Schist is the backbone to Douro Valley viticulture: this rock formation will become the dry rock walls that support the grape vines, and will also flake and crumble into the powdery soil that the grape vines flourish in.
A slate-like metamorphic rock, pushed above our earth’s surface from the intense heat deep below over millions of years, schist creates the dramatic and intensely beautiful landscape unique to Douro Valley. Hundreds of years ago, man painstakingly hand-stacked schist rocks into dry rock walls (meaning without any cement reinforcement), transforming the steep sides of Douro Valley into terraced vineyards.
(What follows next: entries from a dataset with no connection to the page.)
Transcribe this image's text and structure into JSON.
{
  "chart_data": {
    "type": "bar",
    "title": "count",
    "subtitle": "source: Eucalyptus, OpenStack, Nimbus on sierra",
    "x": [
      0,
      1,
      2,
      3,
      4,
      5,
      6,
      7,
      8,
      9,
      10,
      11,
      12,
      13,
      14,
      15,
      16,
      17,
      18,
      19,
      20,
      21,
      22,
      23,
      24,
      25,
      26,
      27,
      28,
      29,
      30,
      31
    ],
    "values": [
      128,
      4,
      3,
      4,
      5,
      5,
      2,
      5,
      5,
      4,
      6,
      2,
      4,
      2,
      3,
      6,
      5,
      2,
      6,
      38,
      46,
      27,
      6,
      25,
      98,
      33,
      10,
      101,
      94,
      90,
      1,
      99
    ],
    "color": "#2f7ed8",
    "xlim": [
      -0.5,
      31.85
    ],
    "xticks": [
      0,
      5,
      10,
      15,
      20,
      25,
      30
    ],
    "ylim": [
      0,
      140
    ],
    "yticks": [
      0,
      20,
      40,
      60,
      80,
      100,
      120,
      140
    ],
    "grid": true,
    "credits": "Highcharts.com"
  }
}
At Quinta do Tedo we have over 4 km / 2.4 miles total of dry rock walls, and every spring our vineyard team restores parts that have fallen from intense periods of rain. These walls support the 25 cm / 10 “ of humidity-retaining top soil, and underneath the top soil is shist bedrock’s vertical stratas; the vines’ roots penetrate down through the fissures, sometimes down as much as 25 m / 75 feet, to find moisture to survive the arid and hot summer months of 40 C + / 105 F + temperatures. As our property is dry farmed the grape vine finds a way to survive.
Nutrient-rich and humidity-retaining schist in another guise – the soil for producing low yields of small, thick-skinned intensely flavored grapes that are crafted into our world-class Ports and Douro DOC Wines.